Records are all about the moment they come to you, and in this space, Sondre Lerche comes to me. Two Way Monologue is not the sort of album to muscle you into cheer, but with its moderate coaxing you feel it rise up in you, akin to a good sort of drunk. Tonight, he's an enchanting crooner who effortlessly switches from background to foreground, starting as a ginger entreaty to feeling warmer and brighter and, without warning, becoming the sole cause for such feelings.

Lerche, on his second album, has learned how to slowly release his charms; he even tiptoes into the music, after "Love You", a string and horn soaked instrumental, begins its strange ascent into chaotic, dissonant chromatics.
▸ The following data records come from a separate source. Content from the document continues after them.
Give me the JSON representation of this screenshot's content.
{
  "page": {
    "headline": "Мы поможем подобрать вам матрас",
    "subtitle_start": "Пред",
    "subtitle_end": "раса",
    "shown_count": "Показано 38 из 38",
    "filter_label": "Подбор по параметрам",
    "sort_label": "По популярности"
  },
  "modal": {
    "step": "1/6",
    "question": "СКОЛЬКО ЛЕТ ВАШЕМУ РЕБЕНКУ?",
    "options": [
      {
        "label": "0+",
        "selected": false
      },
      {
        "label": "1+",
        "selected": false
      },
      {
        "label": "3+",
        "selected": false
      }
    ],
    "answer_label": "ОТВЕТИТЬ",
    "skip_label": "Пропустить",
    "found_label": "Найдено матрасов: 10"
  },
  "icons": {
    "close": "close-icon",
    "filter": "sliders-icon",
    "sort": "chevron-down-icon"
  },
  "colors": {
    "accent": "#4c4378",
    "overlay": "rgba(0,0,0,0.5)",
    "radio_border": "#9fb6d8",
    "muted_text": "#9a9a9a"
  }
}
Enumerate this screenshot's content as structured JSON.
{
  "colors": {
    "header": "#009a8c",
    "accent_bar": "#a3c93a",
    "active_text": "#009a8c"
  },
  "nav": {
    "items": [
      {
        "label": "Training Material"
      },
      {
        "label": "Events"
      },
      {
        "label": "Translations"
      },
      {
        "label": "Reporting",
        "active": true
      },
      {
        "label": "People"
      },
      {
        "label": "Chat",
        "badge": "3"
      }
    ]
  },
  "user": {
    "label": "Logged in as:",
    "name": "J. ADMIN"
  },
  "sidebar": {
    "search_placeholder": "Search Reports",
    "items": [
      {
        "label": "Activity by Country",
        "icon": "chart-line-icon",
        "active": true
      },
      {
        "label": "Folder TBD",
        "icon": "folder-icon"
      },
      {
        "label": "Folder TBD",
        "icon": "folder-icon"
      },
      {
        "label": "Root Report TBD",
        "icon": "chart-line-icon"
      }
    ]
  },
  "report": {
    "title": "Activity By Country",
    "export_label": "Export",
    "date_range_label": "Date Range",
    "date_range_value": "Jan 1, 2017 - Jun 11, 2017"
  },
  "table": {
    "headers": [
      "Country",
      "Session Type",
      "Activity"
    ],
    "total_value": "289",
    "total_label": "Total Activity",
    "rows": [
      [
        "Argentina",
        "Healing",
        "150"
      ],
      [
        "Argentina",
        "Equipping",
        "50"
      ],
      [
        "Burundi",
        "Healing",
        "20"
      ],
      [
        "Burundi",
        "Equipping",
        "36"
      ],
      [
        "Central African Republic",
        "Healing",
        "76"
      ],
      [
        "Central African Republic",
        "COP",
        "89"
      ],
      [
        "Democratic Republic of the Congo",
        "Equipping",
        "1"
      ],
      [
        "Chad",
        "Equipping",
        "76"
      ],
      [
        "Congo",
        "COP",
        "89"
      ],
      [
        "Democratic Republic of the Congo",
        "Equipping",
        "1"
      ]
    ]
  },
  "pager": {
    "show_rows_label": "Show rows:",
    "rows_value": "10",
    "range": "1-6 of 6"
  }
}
Like an inhale, there's a moment of quiet vacuity before "Track You Down", where he begins singing "down came the sky/ and all you did was blink": words with a simple candor that seems odd in juxtaposition to violin screech of moments before. But these are the right words, the right mood, the right addendum. "Track You Down" is a slow, shiny ballad, built sparingly with acoustic guitar until its first chorus, allowing the earnest lyrics and their precious delivery to sparkle.

At a whopping 21 -- and from a rather remarkable starting point -- Lerche has managed to both grow up and secure an identity on this album, trading his starry-eyed wonder and boyish ebullience for a serene, more seasoned outlook on the world. The song titles are rife with declarative, state-of-the-union phrases -- "It's Over", "It's Too Late", "It's Our Job"; he trots out his familiar catch phrases such as "you know perfectly well", punctuates lines with his now comforting falsetto lilt. The world of Two Way Monologue may find more by way of endings and duties, but even these can't dampen Lerche's contagious musical sensibilities, exhilarating vigor and downright stupefying songcraft. Lerche manages to both push himself and maintain an allegiance to his ways -- something artists twice his age have trouble doing.

The title track is one of the album's most jaunty and seems to erupt spontaneously, like an impromptu party that results when friends gather together by chance. It is a song with surprises in its pockets and tricks up its sleeves -- from its leisurely beginnings, you'd never know that in moments, it will erupt with flying guitar lines, bouncing drums, and then later, full flung whirs and crashes and sonic giggles. Equally surprising is "Wet Ground", for the way in which Lerche allows his voice to go gravelly and scorched, like a '40s tunesmith crooning in a smoky Tin Pan Alley club. The song is layered with cascading vocal harmonies which enter the melody from all directions; there are cosmic aural effects which give it a slightly alien beauty.

Here, for me, Two Way Monologue is the subtle boon which slowly dissolves the mundane. But it will also greet you in your lighter moments, the powerful charge to an already joyful moment. It will be there when things may be dire, in that moment either willing you toward the brighter side, or else sitting still with you, giving you space to contemplate and room to breathe. Sondre Lerche is not only an absurdly talented songwriter and gifted performer, but he is also the most adaptable performer you could ever listen to. Like a friend, he meets you wherever you are, converses with you there, and takes you wherever you may want to go.